The marches, which also commemorated the birthday of UFW co-founder Cesar Chavez follow several months of UFW activity opposing immigration enforcement, and organizing workers to defend themselves against it. The union has distributed flyers in the fields that tell workers, “Don’t sign anything and demand to speak with a lawyer. Take photographs, videos, and notes about what happens, including names, and license plates.” It lists a toll-free number to call for help.
Organizers are advised by the UFW Foundation to tell employers that ICE cannot enter the private area of their business without a signed judicial warrant, that in I-9 audits, employers have 3 work days to produce the forms, and that employers also have the right to speak to an attorney before answering questions or signing ICE documents.
In March, UFW protesters in Hanford, Visalia and Modesto picketed the offices of Republican Congressmen David Valadao, Devin Nunes and Jeff Denham, respectively. General meetings denouncing ICE actions were also held in Salinas and Orosi, and protests in Merced and Bakersfield.
“Do growers who supported and financed the campaign that put Donald Trump in office condone the climate of fear that is gripping farm worker communities?” a union statement asks. It points out that growers are currently supporting bills in Congress to remove protections from guest workers recruited in Mexico. “Such legislative schemes are aimed at driving down the wages and working conditions of all agricultural workers. We will fight them.”

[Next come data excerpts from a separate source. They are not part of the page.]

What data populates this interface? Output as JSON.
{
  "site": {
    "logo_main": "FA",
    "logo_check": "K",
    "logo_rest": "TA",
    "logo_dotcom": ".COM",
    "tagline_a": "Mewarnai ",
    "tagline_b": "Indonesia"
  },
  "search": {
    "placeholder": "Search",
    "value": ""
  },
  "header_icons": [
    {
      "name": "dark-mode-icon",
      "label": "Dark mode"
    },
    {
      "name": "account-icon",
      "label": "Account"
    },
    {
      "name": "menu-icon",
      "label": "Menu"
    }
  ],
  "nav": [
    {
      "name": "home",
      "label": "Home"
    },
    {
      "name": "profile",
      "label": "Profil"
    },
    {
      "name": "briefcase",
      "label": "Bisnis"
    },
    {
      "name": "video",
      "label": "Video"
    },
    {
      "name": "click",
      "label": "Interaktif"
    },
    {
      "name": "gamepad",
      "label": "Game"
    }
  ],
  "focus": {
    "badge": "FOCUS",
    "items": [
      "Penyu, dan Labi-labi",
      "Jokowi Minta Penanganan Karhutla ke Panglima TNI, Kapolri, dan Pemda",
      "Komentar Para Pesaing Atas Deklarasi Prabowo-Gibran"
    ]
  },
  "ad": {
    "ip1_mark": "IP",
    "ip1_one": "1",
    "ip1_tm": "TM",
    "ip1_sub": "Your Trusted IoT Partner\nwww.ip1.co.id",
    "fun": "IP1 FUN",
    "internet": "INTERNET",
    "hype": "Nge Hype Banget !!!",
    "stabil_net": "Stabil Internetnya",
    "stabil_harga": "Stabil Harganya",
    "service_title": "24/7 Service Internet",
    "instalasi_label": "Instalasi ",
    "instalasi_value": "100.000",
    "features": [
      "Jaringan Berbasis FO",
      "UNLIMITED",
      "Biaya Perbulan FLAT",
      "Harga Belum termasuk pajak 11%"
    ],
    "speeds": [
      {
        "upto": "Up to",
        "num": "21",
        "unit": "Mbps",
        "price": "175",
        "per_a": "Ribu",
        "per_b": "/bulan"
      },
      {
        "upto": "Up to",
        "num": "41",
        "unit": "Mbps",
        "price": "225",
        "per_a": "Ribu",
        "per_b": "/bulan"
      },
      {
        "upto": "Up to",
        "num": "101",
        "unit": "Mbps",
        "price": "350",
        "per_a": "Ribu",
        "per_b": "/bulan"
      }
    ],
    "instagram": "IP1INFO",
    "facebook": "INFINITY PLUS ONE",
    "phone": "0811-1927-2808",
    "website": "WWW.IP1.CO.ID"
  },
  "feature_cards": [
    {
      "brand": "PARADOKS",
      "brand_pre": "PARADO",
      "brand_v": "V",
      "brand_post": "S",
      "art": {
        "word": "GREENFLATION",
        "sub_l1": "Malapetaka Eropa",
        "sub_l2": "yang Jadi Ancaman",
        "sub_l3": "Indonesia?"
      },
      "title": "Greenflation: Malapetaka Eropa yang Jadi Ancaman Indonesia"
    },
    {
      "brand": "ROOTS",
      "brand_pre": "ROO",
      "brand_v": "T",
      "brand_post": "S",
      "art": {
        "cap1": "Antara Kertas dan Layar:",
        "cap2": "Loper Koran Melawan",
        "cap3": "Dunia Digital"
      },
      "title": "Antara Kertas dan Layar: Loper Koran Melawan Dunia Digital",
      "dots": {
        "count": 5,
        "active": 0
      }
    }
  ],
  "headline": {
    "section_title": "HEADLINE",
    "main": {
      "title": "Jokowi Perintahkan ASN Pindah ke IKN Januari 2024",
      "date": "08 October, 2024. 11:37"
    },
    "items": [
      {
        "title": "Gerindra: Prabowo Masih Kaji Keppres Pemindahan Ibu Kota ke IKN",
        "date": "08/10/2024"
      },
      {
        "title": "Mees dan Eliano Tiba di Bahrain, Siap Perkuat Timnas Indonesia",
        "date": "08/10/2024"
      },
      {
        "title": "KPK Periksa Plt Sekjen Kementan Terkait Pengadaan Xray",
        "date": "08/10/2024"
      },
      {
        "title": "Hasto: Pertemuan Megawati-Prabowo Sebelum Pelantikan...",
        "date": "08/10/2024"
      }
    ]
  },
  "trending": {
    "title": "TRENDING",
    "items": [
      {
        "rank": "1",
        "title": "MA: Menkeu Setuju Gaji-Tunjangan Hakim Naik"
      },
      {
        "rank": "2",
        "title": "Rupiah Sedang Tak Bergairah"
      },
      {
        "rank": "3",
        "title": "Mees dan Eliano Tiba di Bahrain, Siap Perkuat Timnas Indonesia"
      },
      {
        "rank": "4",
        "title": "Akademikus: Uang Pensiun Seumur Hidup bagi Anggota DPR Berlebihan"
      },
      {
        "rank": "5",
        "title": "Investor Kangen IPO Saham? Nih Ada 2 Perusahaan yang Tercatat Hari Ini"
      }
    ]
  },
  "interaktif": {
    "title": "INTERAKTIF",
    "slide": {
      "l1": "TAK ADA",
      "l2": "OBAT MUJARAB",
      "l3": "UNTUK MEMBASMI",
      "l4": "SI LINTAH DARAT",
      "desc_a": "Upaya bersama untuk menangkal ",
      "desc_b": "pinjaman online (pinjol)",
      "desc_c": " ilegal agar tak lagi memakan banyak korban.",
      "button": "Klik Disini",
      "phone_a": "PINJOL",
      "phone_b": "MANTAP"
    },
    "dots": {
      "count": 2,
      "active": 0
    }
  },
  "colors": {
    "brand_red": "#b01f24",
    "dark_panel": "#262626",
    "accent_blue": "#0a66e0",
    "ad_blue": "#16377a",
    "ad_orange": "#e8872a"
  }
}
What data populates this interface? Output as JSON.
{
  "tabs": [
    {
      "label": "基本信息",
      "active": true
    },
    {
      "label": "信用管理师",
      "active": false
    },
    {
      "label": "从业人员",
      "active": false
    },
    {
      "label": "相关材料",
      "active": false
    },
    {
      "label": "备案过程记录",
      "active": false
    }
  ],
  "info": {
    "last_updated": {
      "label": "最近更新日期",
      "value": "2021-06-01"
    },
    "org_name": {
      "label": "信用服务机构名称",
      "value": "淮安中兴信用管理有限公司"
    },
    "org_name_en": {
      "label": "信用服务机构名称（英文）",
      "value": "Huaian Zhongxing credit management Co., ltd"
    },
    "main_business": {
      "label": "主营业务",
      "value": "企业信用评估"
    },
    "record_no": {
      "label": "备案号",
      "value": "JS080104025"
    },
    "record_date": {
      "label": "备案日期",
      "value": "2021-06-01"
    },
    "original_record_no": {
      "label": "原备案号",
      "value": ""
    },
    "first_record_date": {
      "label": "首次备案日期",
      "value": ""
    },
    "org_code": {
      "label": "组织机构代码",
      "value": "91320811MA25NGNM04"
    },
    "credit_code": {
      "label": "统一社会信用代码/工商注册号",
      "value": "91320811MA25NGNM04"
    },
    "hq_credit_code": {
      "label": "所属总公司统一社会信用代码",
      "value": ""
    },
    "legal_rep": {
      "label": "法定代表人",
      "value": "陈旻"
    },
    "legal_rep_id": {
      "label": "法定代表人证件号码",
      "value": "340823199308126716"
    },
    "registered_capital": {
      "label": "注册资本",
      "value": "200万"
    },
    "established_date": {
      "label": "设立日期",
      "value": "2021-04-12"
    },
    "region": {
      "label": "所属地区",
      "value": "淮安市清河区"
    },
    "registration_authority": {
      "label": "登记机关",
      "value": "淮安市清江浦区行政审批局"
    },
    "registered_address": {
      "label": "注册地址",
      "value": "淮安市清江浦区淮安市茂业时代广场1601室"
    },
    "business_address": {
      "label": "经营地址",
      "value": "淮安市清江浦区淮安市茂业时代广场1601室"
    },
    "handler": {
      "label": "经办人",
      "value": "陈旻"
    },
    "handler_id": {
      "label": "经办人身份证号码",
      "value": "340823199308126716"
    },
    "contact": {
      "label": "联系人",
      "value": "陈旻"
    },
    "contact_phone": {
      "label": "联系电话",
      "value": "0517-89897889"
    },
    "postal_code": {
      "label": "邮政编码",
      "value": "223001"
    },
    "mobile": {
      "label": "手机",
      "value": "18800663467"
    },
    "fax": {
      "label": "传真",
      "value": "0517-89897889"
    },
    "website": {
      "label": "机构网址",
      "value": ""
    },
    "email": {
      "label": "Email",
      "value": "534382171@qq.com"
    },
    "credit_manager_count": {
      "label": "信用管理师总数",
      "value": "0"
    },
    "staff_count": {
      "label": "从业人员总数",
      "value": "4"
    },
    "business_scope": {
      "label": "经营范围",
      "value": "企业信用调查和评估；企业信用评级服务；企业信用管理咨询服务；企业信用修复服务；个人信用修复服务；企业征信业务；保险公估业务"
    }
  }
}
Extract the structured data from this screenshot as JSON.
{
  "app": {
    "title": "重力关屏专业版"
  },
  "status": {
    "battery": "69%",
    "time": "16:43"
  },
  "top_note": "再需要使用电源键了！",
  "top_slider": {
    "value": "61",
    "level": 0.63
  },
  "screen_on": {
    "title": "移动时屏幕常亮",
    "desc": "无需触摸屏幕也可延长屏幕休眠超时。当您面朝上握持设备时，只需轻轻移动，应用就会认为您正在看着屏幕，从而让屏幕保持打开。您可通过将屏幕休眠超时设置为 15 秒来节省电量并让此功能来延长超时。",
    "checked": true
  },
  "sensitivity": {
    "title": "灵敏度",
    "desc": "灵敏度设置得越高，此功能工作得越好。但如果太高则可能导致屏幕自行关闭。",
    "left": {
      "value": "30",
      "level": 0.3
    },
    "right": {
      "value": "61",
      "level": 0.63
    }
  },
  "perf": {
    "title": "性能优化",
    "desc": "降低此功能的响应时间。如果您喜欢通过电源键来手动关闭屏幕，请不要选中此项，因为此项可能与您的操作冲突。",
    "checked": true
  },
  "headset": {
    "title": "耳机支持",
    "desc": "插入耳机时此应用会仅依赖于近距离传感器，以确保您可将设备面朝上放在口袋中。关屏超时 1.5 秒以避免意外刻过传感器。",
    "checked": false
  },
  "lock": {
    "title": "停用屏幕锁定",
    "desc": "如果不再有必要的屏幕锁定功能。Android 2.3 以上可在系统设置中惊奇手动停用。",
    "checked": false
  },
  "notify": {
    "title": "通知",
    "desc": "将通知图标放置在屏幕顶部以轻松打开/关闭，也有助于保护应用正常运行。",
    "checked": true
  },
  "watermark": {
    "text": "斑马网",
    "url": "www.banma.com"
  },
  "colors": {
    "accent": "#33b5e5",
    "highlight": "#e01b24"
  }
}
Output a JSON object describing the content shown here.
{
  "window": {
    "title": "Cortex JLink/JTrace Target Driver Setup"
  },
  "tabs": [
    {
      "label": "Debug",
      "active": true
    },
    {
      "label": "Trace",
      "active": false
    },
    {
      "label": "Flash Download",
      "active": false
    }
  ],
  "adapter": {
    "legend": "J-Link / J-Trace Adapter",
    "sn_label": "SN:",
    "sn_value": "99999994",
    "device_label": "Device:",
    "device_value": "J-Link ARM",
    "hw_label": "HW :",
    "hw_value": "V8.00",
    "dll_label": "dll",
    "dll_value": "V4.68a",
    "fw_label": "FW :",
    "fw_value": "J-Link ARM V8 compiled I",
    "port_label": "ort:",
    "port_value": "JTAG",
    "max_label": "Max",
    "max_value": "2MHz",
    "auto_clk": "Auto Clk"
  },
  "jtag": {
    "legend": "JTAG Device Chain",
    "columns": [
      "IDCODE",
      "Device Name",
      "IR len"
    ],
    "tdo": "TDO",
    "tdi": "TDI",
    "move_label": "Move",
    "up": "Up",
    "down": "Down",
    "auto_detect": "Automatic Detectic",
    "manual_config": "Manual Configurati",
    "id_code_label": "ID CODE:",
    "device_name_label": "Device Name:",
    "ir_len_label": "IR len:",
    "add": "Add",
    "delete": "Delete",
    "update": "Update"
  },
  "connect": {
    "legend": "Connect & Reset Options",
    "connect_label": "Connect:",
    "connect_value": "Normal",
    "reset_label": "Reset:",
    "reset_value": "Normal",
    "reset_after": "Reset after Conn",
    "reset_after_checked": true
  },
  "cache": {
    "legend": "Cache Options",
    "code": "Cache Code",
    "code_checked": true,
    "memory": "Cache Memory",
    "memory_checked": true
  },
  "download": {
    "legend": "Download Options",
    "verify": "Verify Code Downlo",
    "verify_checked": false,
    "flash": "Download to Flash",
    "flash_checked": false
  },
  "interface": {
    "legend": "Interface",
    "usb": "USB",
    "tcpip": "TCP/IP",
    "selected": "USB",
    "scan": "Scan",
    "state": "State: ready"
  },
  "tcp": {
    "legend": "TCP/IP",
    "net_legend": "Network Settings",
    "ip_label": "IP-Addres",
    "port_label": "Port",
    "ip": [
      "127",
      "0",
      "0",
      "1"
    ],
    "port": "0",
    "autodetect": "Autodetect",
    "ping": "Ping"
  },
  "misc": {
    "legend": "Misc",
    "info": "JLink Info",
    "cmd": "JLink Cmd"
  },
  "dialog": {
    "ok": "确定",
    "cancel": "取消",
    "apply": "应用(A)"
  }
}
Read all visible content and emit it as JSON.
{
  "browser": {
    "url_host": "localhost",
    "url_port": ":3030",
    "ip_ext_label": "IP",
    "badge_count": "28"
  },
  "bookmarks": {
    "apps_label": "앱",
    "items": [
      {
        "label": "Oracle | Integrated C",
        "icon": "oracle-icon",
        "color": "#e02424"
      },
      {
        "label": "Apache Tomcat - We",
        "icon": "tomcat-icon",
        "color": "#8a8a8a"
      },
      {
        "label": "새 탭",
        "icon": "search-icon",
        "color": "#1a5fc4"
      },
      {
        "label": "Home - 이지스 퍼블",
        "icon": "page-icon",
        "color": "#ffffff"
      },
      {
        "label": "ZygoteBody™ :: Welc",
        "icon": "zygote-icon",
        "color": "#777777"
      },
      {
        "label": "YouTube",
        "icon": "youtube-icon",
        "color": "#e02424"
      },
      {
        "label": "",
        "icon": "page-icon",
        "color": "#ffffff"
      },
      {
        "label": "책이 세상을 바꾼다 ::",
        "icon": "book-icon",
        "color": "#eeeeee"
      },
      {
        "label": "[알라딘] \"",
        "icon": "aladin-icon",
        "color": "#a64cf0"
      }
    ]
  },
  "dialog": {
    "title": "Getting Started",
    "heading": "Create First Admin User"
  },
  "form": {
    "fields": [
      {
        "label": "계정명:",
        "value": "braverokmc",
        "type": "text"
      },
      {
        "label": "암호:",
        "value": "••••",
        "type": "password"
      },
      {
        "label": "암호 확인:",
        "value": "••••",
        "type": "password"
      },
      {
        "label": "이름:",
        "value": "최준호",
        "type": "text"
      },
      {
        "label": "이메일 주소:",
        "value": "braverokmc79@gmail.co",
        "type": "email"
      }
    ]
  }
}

The Center for Immigration Studies, an arm of the anti-immigrant lobby in Washington, D.C., used Cesar Chavez’ birthday to announce the launch of National Border Control Day “in tribute to the late labor leader and civil rights icon’s forceful opposition to illegal immigration and support for strong border enforcement.”
UFW spokesperson Marc Grossman called that “an abomination.” A UFW statement in response said, “There are two separate and distinct issues—immigration reform and strikebreaking.” The union had a controversial history of trying to use immigration enforcement to remove undocumented strikebreakers in strikes during the late 1960s and ’70s, but the statement says that from the first grape strike “the UFW welcomed all farm workers into its ranks, regardless of immigration status.”
It noted that the union opposed employer sanctions, which made it illegal for undocumented immigrants to work, and lobbied for the amnesty provision in the 1986 Immigration Reform and Control Act that enabled one million undocumented farm workers to become legal residents. Given that the union’s membership reflects the composition of farm workers generally, most of whom have no papers according to Farmworker Justice, a farm worker advocacy group in Washington, it is possible that a majority of the union’s members are undocumented.
According to Rodriguez, protesting immigration enforcement is part of defending farm laborers generally, both union and non-union. At the Salinas rally, Rodriguez told workers and supporters, “Santos Hilario Garcia and Marcelina Garcia Porfecto, and their six orphaned children, are casualties of the Trump administration’s targeting of hardworking immigrant farm workers who toil and sacrifice to feed all of us.”